All who biopsied the placenta were trained to ensure sterile technique. A piece of the chorion and underlying trophoblast tissue was removed under sterile conditions from the placenta at the midpoint of the longest distance between the cord insertion and the edge of the disk, and then placed in liquid nitrogen until transfer to a –80°C freezer. Eighty-two percent of the placentas were sampled within 1 hour of delivery. The microorganism recovery rate was not influenced by the interval between birth and sampling. The microbiologic procedures are described in detail elsewhere,21 as are the procedures for the preparation and reading of histologic slides.22

Fetal thrombi were recognized when fibrin was seen attached to a vessel wall with ingrowth of endothelial cells. This degree of organization excludes acute thrombi, but there are no accepted criteria for assigning an exact age to these thrombi. Villous injury was not required for the diagnosis of thrombi. Not all thrombi were occlusive. Many, but not all thrombi, were associated with demonstrable villous injury, such as hemorrhage or sclerosis, but villous injury was not explicitly coded.

Level 3 severity of chorionic plate inflammation was defined as >20 neutrophils/20×. Grade 3 inflammation of the amnion was defined as numerous large or confluent foci, whereas grade 4 was defined as necrosis. Inflammation in the chorion/decidua was similarly, but separately, graded.

Inflammation in the umbilical cord was graded from 0 to 5. Grade 3 required neutrophils in perivascular Wharton jelly, grade 4 required panvasculitis and umbilical cord vasculitis extending deep into Wharton jelly, and grade 5 required a “halo lesion” (ring of precipitate in Wharton jelly encircling each vessel). Neutrophilic infiltration into fetal stem vessels in the chorionic plate required that neutrophils appeared to have migrated toward the amnionic cavity.

Developmental Assessment at 24 Months

Families were invited to bring their child for a developmental assessment close to the time when he or she would be 24 months corrected age. Fully 91% of children had this developmental assessment, which included a neurologic examination19,23,24 and the BSID, second edition (BSID-II).25 Of these children, 77% had their examination within the range of 23.5–27.9 months. All BSID-II assessments were age adjusted. Neurologic examiners were asked to rate the child on the Gross Motor Function Classification System (GMFCS)26 separately from the neurologic examination.

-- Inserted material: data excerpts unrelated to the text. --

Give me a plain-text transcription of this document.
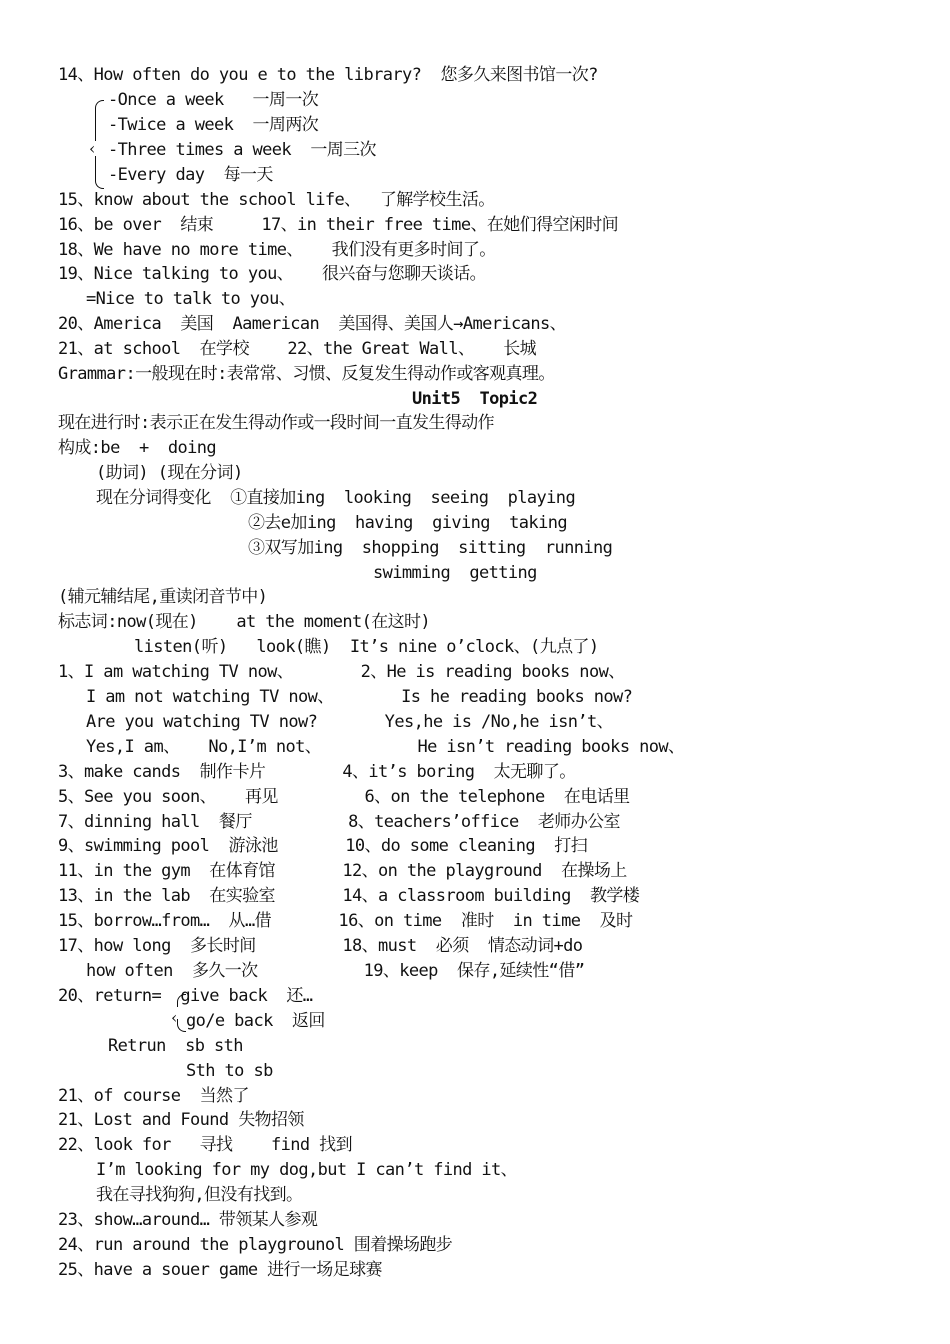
‹
‹
14、How often do you e to the library?  您多久来图书馆一次?
-Once a week   一周一次
-Twice a week  一周两次
-Three times a week  一周三次
-Every day  每一天
15、know about the school life、  了解学校生活。
16、be over  结束     17、in their free time、在她们得空闲时间
18、We have no more time、   我们没有更多时间了。
19、Nice talking to you、   很兴奋与您聊天谈话。
=Nice to talk to you、
20、America  美国  Aamerican  美国得、美国人→Americans、
21、at school  在学校    22、the Great Wall、   长城
Grammar:一般现在时:表常常、习惯、反复发生得动作或客观真理。
Unit5  Topic2
现在进行时:表示正在发生得动作或一段时间一直发生得动作
构成:be  +  doing
(助词) (现在分词)
现在分词得变化  ①直接加ing  looking  seeing  playing
②去e加ing  having  giving  taking
③双写加ing  shopping  sitting  running
swimming  getting
(辅元辅结尾,重读闭音节中)
标志词:now(现在)    at the moment(在这时)
listen(听)   look(瞧)  It’s nine o’clock、(九点了)
1、I am watching TV now、       2、He is reading books now、
I am not watching TV now、       Is he reading books now?
Are you watching TV now?       Yes,he is /No,he isn’t、
Yes,I am、   No,I’m not、          He isn’t reading books now、
3、make cands  制作卡片        4、it’s boring  太无聊了。
5、See you soon、   再见         6、on the telephone  在电话里
7、dinning hall  餐厅          8、teachers’office  老师办公室
9、swimming pool  游泳池       10、do some cleaning  打扫
11、in the gym  在体育馆       12、on the playground  在操场上
13、in the lab  在实验室       14、a classroom building  教学楼
15、borrow…from…  从…借       16、on time  准时  in time  及时
17、how long  多长时间         18、must  必须  情态动词+do
how often  多久一次           19、keep  保存,延续性“借”
20、return=  give back  还…
go/e back  返回
Retrun  sb sth
Sth to sb
21、of course  当然了
21、Lost and Found 失物招领
22、look for   寻找    find 找到
I’m looking for my dog,but I can’t find it、
我在寻找狗狗,但没有找到。
23、show…around… 带领某人参观
24、run around the playgrounol 围着操场跑步
25、have a souer game 进行一场足球赛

Certified examiners administered and scored the BSID-II. Before testing, examiners were told the child's age. After completion of testing, they were told the gestational age so that the unadjusted Mental Development Index (MDI) and Psychomotor Development Index could be obtained. Only 2% of examiners indicated at the time of the examination that they had more than a limited amount of information about the child.

Cognitive impairment was defined as an MDI <70. An MDI <55 was considered severe cognitive impairment.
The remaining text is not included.